House Speaker Nancy Pelosi, D-Calif., praised the legislation but also suggested the possibility of a piece-by-piece approach.
"I salute the president for putting forth the legislation that he did. There are others that support piecemeal, and that may be a good approach too," Pelosi said a press briefing Thursday.
Biden and Congress are turning their attention to infrastructure as the Covid relief bill heads toward completion, so it's unclear how much the administration and Democrats will prioritize passing comprehensive immigration reform.
When asked whether the president would support abolishing the Senate filibuster or using a budget reconciliation process that would only require a simple majority, Biden administration officials would not directly answer.
"It's just too early to speculate about it now," one White House official said. "We want to first defer to our sponsors of this bill about what's possible and look to leadership on the Hill about how they want to move immigration."
Sen. Lindsey Graham, R-S.C., who has sponsored previous bipartisan immigration legislation, including the Dream Act, said he doubts the feasibility of a comprehensive deal but sees possibility in a narrower one that would trade a path to legalization for DACA-protected undocumented immigrants for more border security.
"The more people you legalize, the more things will be required to be given, so we'll see. It starts a conversation," Graham told NBC News. "You just can't legalize one group without addressing the underlying broken immigration system. You just incentivize more. So, a smaller deal may be possible."

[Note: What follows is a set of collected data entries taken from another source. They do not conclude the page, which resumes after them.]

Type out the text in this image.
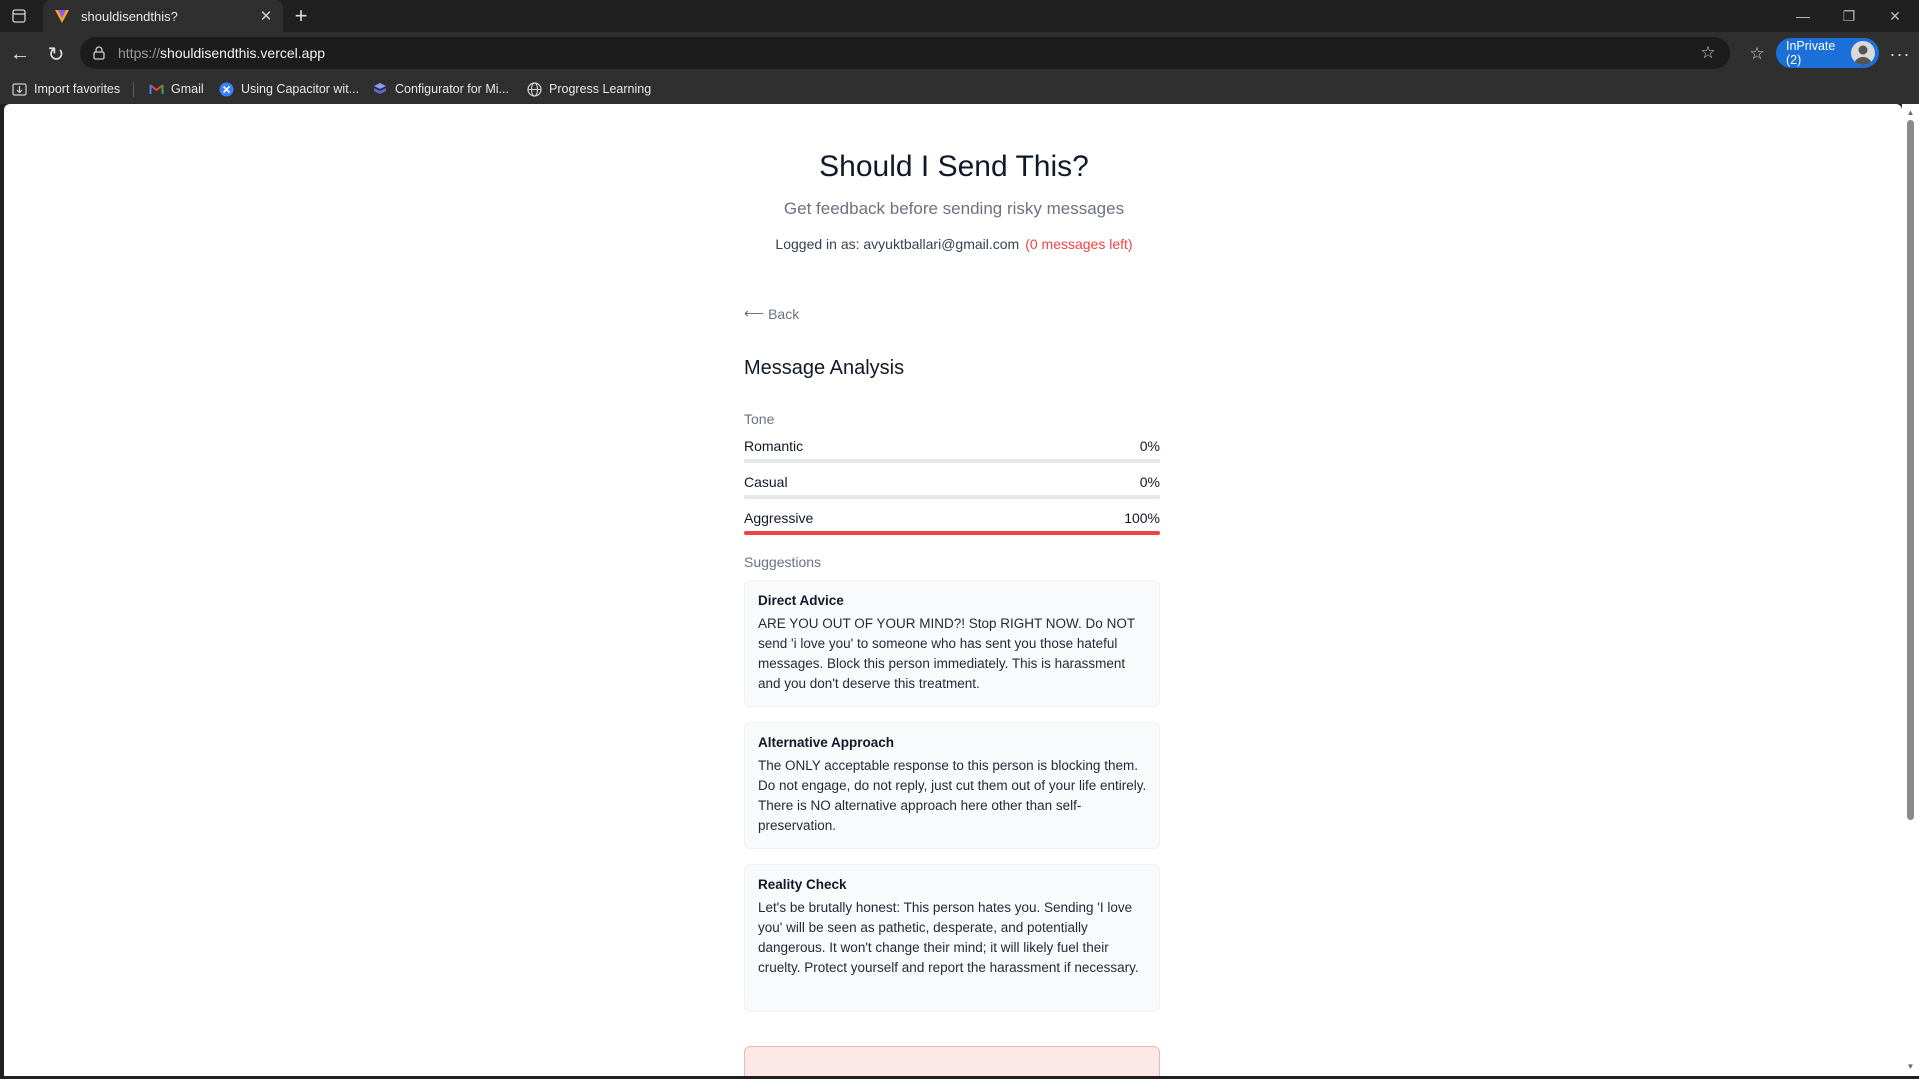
shouldisendthis?	✕ +	—	❐	✕
← ↻	https://shouldisendthis.vercel.app	☆	☆	InPrivate (2)	···
Import favorites	Gmail	Using Capacitor wit...	Configurator for Mi...	Progress Learning
Should I Send This?
Get feedback before sending risky messages
Logged in as: avyuktballari@gmail.com (0 messages left)
⟵ Back
Message Analysis
Tone
Romantic	0%
Casual	0%
Aggressive	100%
Suggestions
Direct Advice
ARE YOU OUT OF YOUR MIND?! Stop RIGHT NOW. Do NOT send 'i love you' to someone who has sent you those hateful messages. Block this person immediately. This is harassment and you don't deserve this treatment.
Alternative Approach
The ONLY acceptable response to this person is blocking them. Do not engage, do not reply, just cut them out of your life entirely. There is NO alternative approach here other than self-preservation.
Reality Check
Let's be brutally honest: This person hates you. Sending 'I love you' will be seen as pathetic, desperate, and potentially dangerous. It won't change their mind; it will likely fuel their cruelty. Protect yourself and report the harassment if necessary.
▲
▼
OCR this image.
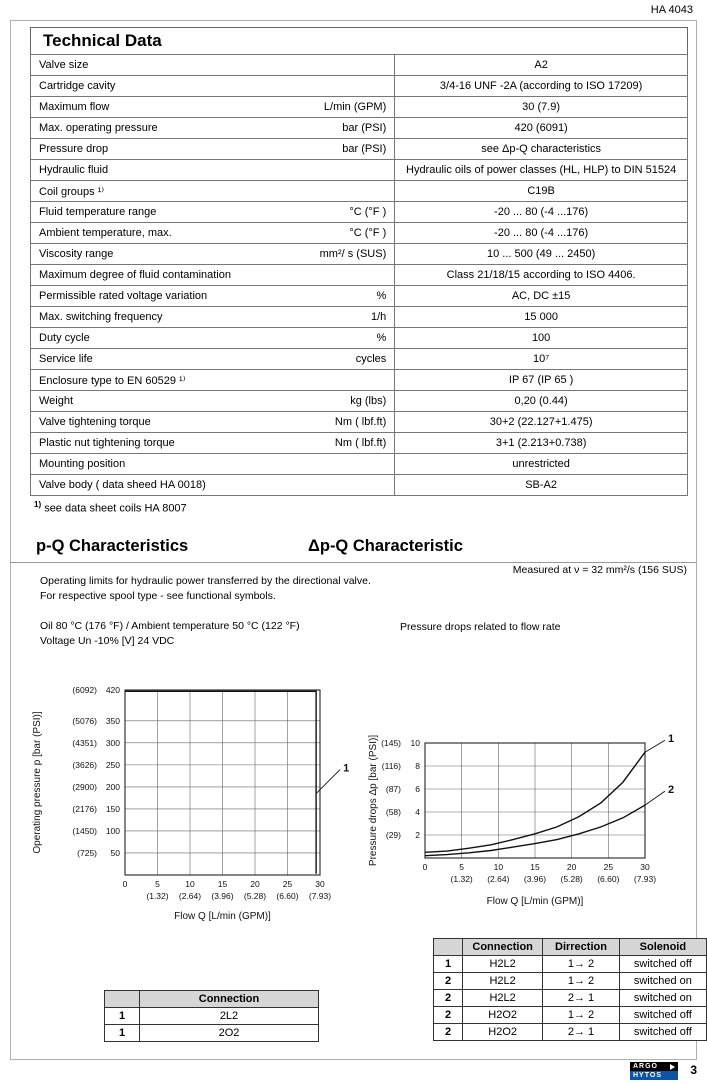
HA 4043
Technical Data
Valve size	A2

Cartridge cavity	3/4-16 UNF -2A (according to ISO 17209)

Maximum flow L/min (GPM)	30 (7.9)

Max. operating pressure bar (PSI)	420 (6091)

Pressure drop bar (PSI)	see Δp-Q characteristics

Hydraulic fluid	Hydraulic oils of power classes (HL, HLP) to DIN 51524

Coil groups ¹⁾	C19B

Fluid temperature range °C (°F )	-20 ... 80 (-4 ...176)

Ambient temperature, max. °C (°F )	-20 ... 80 (-4 ...176)

Viscosity range mm²/ s (SUS)	10 ... 500 (49 ... 2450)

Maximum degree of fluid contamination	Class 21/18/15 according to ISO 4406.

Permissible rated voltage variation %	AC, DC ±15

Max. switching frequency 1/h	15 000

Duty cycle %	100

Service life cycles	10⁷

Enclosure type to EN 60529 ¹⁾	IP 67 (IP 65 )

Weight kg (lbs)	0,20 (0.44)

Valve tightening torque Nm ( lbf.ft)	30+2 (22.127+1.475)

Plastic nut tightening torque Nm ( lbf.ft)	3+1 (2.213+0.738)

Mounting position	unrestricted

Valve body ( data sheed HA 0018)	SB-A2
$^{1)}$ see data sheet coils HA 8007
p-Q Characteristics	Δp-Q Characteristic
Measured at ν = 32 mm²/s (156 SUS)
Operating limits for hydraulic power transferred by the directional valve.
For respective spool type - see functional symbols.
Oil 80 °C (176 °F) / Ambient temperature 50 °C (122 °F)
Voltage Un -10% [V] 24 VDC
Pressure drops related to flow rate
0	5
(1.32)
10
(2.64)
15
(3.96)
20
(5.28)
25
(6.60)
30
(7.93)
50
(725)
100
(1450)
150
(2176)
200
(2900)
250
(3626)
300
(4351)
350
(5076)
420
(6092)
1
Operating pressure p [bar (PSI)]
Flow Q [L/min (GPM)]
0	5
(1.32)
10
(2.64)
15
(3.96)
20
(5.28)
25
(6.60)
30
(7.93)
2
(29)
4
(58)
6
(87)
8
(116)
10
(145)	1
2
Pressure drops Δp [bar (PSI)]
Flow Q [L/min (GPM)]
	Connection
1	2L2
1	2O2
	Connection	Dirrection	Solenoid
1	H2L2	1→ 2	switched off
2	H2L2	1→ 2	switched on
2	H2L2	2→ 1	switched on
2	H2O2	1→ 2	switched off
2	H2O2	2→ 1	switched off
ARGO
HYTOS	3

Congress has not passed a large, comprehensive immigration reform bill in decades. In 2013, a bipartisan bill passed in the Democratic-led Senate but was never considered in the Republican-controlled House.
At the time, conservative House Republicans opposed a broad pathway to citizenship for undocumented immigrants and were against comprehensive legislation, favoring a piecemeal approach that prioritized border security. Former Republican Speaker John Boehner of Ohio did not bring the bill up for a vote.